Kemuliaan dan Kewibawaan Al-Liwa' dan Ar-Rayah


Oleh: Tawati
(Aktivis Dakwah Muslimah Majalengka)

Di dalam Islam, sesungguhnya bendera menduduki posisi yang sangat tinggi. Dulu bendera ini selalu diusung oleh tangan yang suci dan mulia, tangan Baginda Rasulullah saw., di atas sebilah tombak dalam setiap peperangan dan ekspedisi militer. Panji dan bendera juga memiliki kedudukan yang sangat mulia karena di dalamnya bertuliskan kalimat tauhid yang mulia, “La Ilaha illalLah Muhammad RasululLah.

Meskipun bendera ini hanya selembar kain yang akan berkibar bila tertiup angin, di hati musuh-musuh Islam, ia laksana sambaran tombak dan panah yang melesat secepat kilat. Sebaliknya, kecintaan pembawa bendera terhadap benderanya melebihi cintanya seorang yang dimabuk asmara.

Begitu mulianya kedudukan bendera ini, Nabi saw. pernah menyerahkannya kepada beberapa sahabat yang sangat pemberani, seperti Ja’far ath-Thiyar, Ali bin Abi Thalib dan Mush’ab bin Umair. Para sahabat ini senantiasa menjaga bendera dan panji ini dengan penjagaan yang sangat sempurna. Mereka menjaganya dengan sepenuh jiwa.

Para sahabat yang pemberani, rela terbunuh untuk memelihara dan mempertahankan eksistensi bendera itu hingga ajal mereka. Semua itu dilakukan karena penghormatan dan pengagungan mereka terhadap panji dan bendera Rasulullah saw. Bahkan mereka rela berkorban untuk menjaga bendera itu. Sebab, bendera adalah simbol kebenaran, simbol jihad dan simbol tauhid. Bendera juga merupakan simbol kemuliaan, keagungan dan kewibawaan.

Untuk menggambarkan kemuliaan, keagungan dan kewibawaan bendera dan panji Rasulullah saw., cukuplah kisah Mush’ab bin Umair pada Perang Uhud dalam mempertahankan panji Rasulullah saw. sebagai pelajaran yang menyentuh hati siapapun yang mengimani Allah dan Rasul-Nya.

Mush’ab bin Umair terus membawa bendera tersebut. Lalu datanglah Abu Qamiah, dengan mengendarai kuda, menyabetkan pedangnya hingga tangan kanannya putus.
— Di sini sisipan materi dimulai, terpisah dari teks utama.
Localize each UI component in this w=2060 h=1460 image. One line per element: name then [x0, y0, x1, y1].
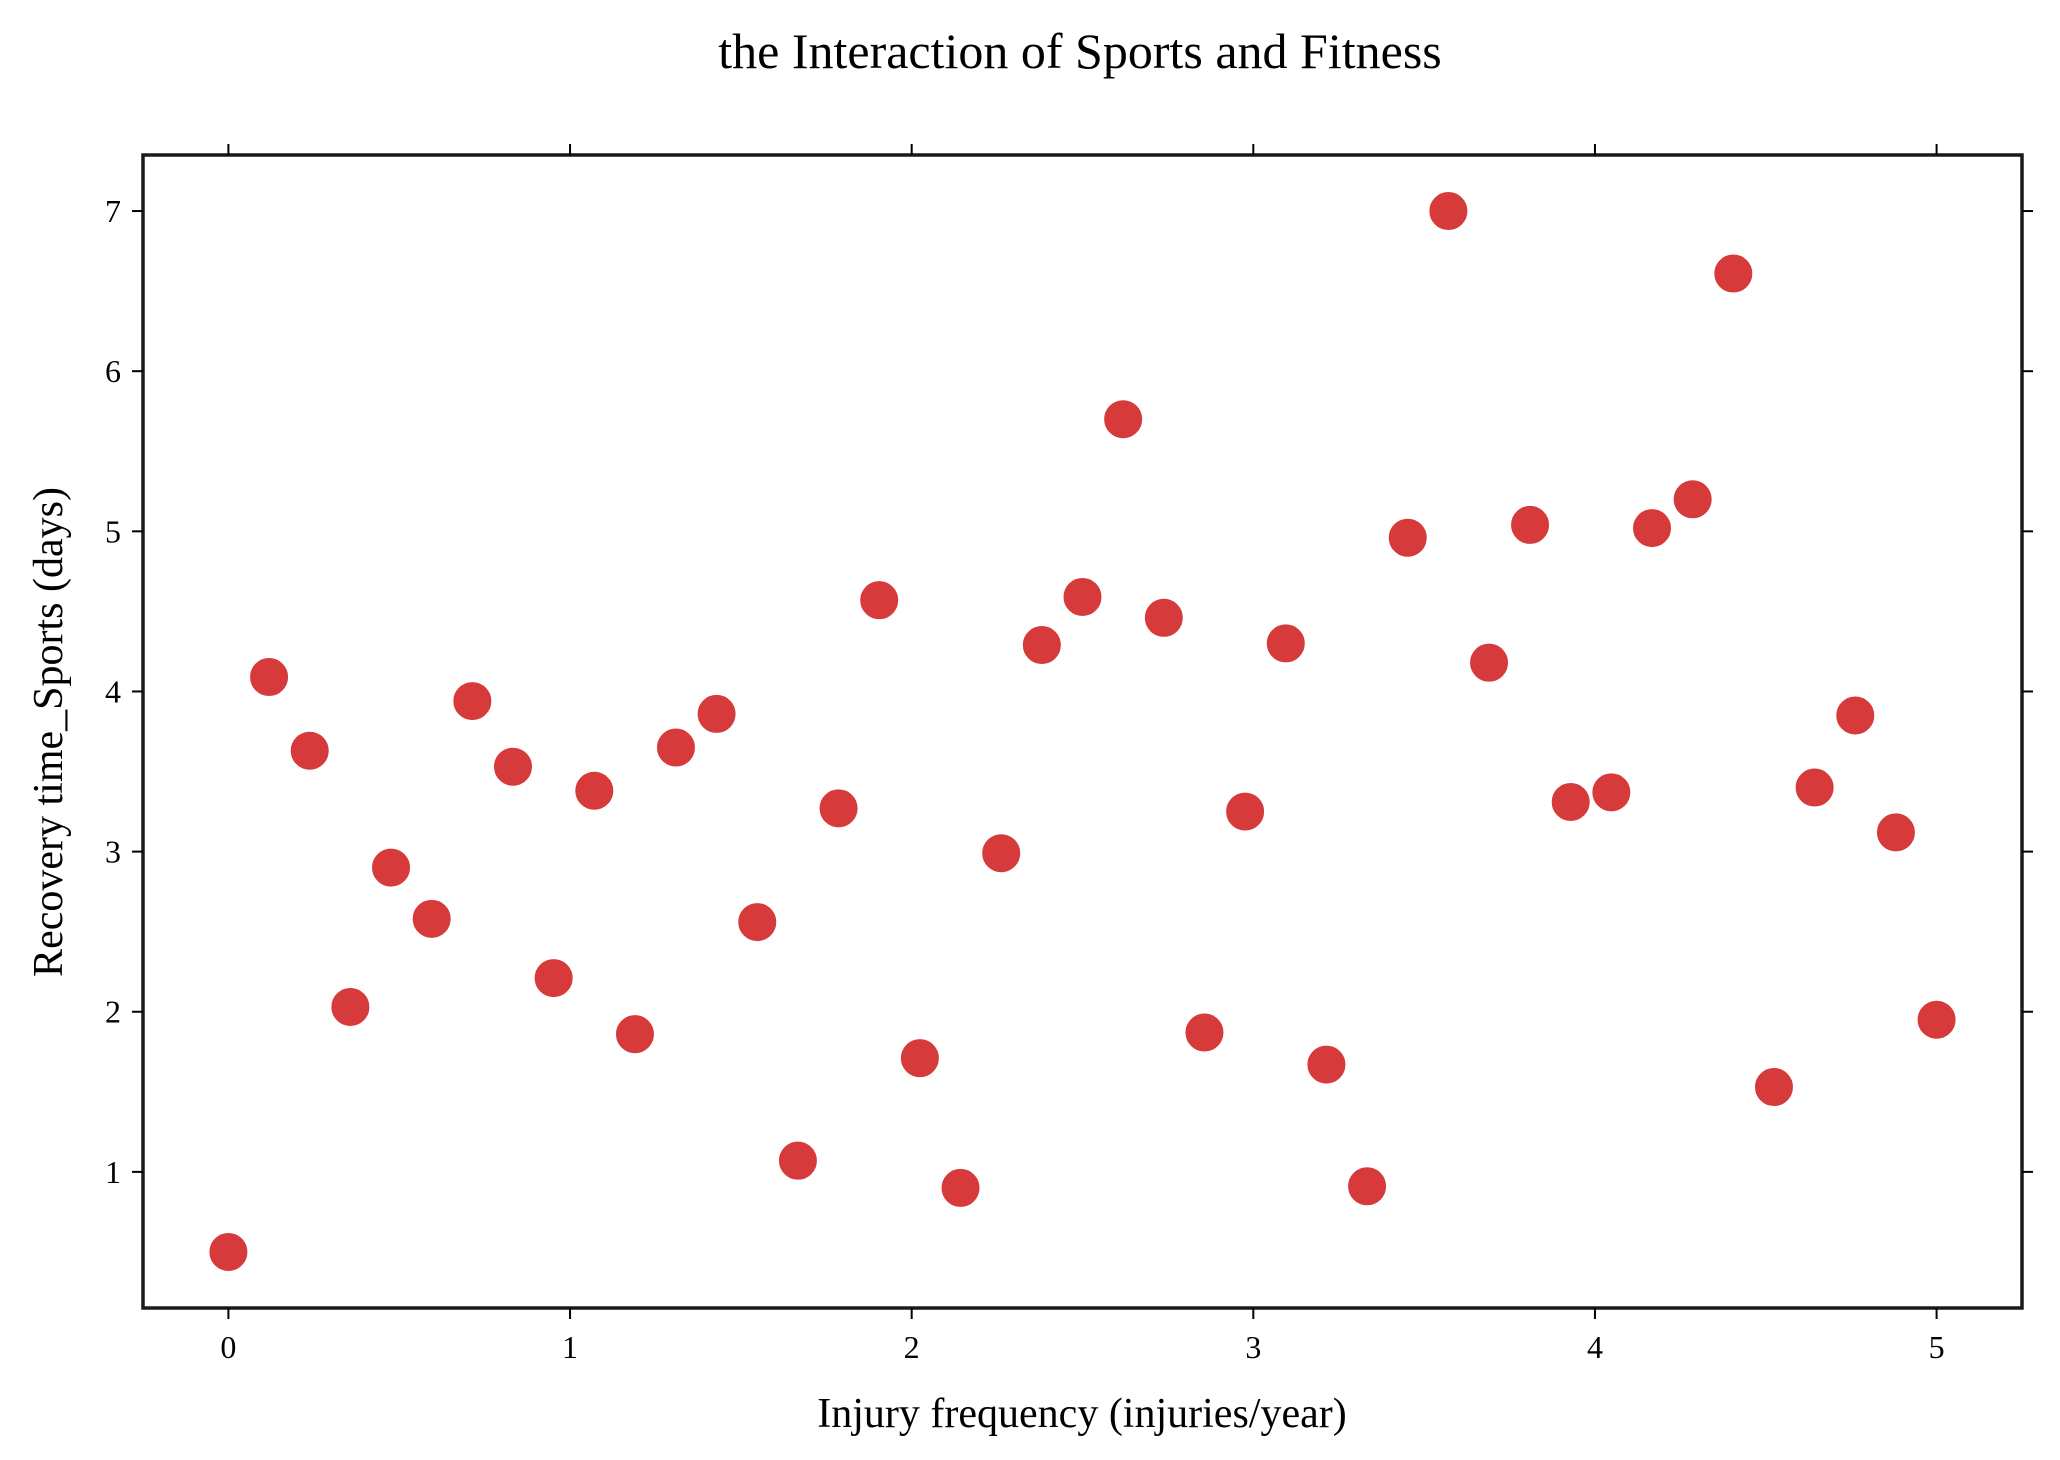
data-point: [1346, 1165, 1389, 1208]
data-point: [654, 726, 697, 769]
data-point: [1712, 252, 1755, 295]
data-point: [1874, 811, 1917, 854]
x-tick-label: 3: [1245, 1329, 1261, 1365]
data-point: [1224, 790, 1267, 833]
data-point: [1793, 766, 1836, 809]
axis-ticks: 0 1 2 3 4 5 1 2 3 4 5 6 7: [105, 144, 2033, 1365]
data-point: [491, 745, 534, 788]
data-point: [207, 1230, 250, 1273]
plot-frame: [141, 153, 2024, 1310]
data-point: [1631, 507, 1674, 550]
y-tick-label: 7: [105, 193, 121, 229]
data-point: [370, 846, 413, 889]
data-point: [1020, 624, 1063, 667]
data-point: [613, 1013, 656, 1056]
data-point: [736, 901, 779, 944]
data-point: [288, 729, 331, 772]
x-tick-label: 2: [904, 1329, 920, 1365]
data-point: [1264, 622, 1307, 665]
y-tick-label: 2: [105, 994, 121, 1030]
data-point: [1590, 771, 1633, 814]
data-point: [1142, 596, 1185, 639]
data-point: [1549, 780, 1592, 823]
chart-title: the Interaction of Sports and Fitness: [718, 23, 1442, 79]
data-point: [1834, 694, 1877, 737]
x-tick-label: 0: [220, 1329, 236, 1365]
data-point: [1427, 190, 1470, 233]
data-point: [1509, 503, 1552, 546]
data-point: [1061, 575, 1104, 618]
x-axis-label: Injury frequency (injuries/year): [817, 1391, 1346, 1437]
data-point: [817, 787, 860, 830]
y-axis-label: Recovery time_Sports (days): [26, 487, 72, 977]
x-tick-label: 4: [1587, 1329, 1603, 1365]
data-point: [248, 656, 291, 699]
y-tick-label: 1: [105, 1154, 121, 1190]
y-tick-label: 4: [105, 673, 121, 709]
y-tick-label: 5: [105, 513, 121, 549]
data-point: [1305, 1043, 1348, 1086]
data-point: [1671, 478, 1714, 521]
x-tick-label: 1: [562, 1329, 578, 1365]
data-point: [1386, 516, 1429, 559]
data-point: [695, 692, 738, 735]
data-point: [1183, 1011, 1226, 1054]
data-point: [573, 769, 616, 812]
data-point: [451, 680, 494, 723]
data-point: [410, 897, 453, 940]
data-point: [1915, 998, 1958, 1041]
data-point: [939, 1166, 982, 1209]
data-point: [329, 985, 372, 1028]
data-point: [980, 832, 1023, 875]
data-point: [898, 1037, 941, 1080]
data-point: [532, 957, 575, 1000]
data-point: [1102, 398, 1145, 441]
data-points: [207, 190, 1958, 1273]
data-point: [858, 579, 901, 622]
y-tick-label: 3: [105, 834, 121, 870]
data-point: [776, 1139, 819, 1182]
y-tick-label: 6: [105, 353, 121, 389]
x-tick-label: 5: [1929, 1329, 1945, 1365]
data-point: [1468, 641, 1511, 684]
data-point: [1752, 1066, 1795, 1109]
Namun Mush’ab bersyair dengan lantang: Muhammad itu tidak lain hanyalah seorang rasul, sungguh telah berlalu sebelumnya beberapa orang rasul (TQS Ali Imran [3]: 144).

Lalu bendera itu ia ambil dengan tangan kirinya. Ia terus bertahan. Namun, tangan kirinya berhasil ditebas oleh orang kafir. Lalu ia menelungkupkan bendera itu di dada dan lehernya. Dia lalu mengulang lantang Quran Surat Ali Imran ayat 3. Kemudian datanglah serangan ketiga. Akhirnya, beliau menemui syahid. Tombaknya patah. Mush’ab tersungkur ke tanah. Benderanya pun jatuh, kemudian diambil oleh Abu ar-Ruum bin Harmalah. Tatkala kaum Muslim kembali ke Madinah bendera itu terus ia pegang hingga memasuki Madinah.

Hadis-hadis yang berbicara tentang bendera merupakan hadis yang membicarakan salah satu bagian dari sistem pemerintahan Islam, yakni bagian dari atribut kenegaraan Daulah Islamiyah, juga sebagai simbol tertinggi dalam menjalankan misi-misi Daulah Islam. Para sahabat besar sangat memperhatikan hal tersebut. Pada Perang Khaibar Rasulullah saw. bersabda:

Sungguh aku akan memberikan ar-Râyah ini esok hari kepada seseorang, yang ditaklukkan (benteng) melalui kedua tangannya; ia mencintai Allah dan Rasul-Nya; Allah dan Rasul-Nya pun mencintai dirinya (HR Al-Bukhari dan Muslim).

Malam harinya semua orang tidak tidur dan memikirkan siapa di antara mereka yang besok akan diserahi bendera itu.

Adanya mandat resmi dalam mengemban al-Liwâ’ dan ar-Rayah ini menunjukkan bahwa ia adalah simbol negara sehingga memperjelas kedudukan Rasulullah saw. sebagai pemimpin suatu negara, yakni Negara Islam (Daulah Islam). Wallahua'lam[].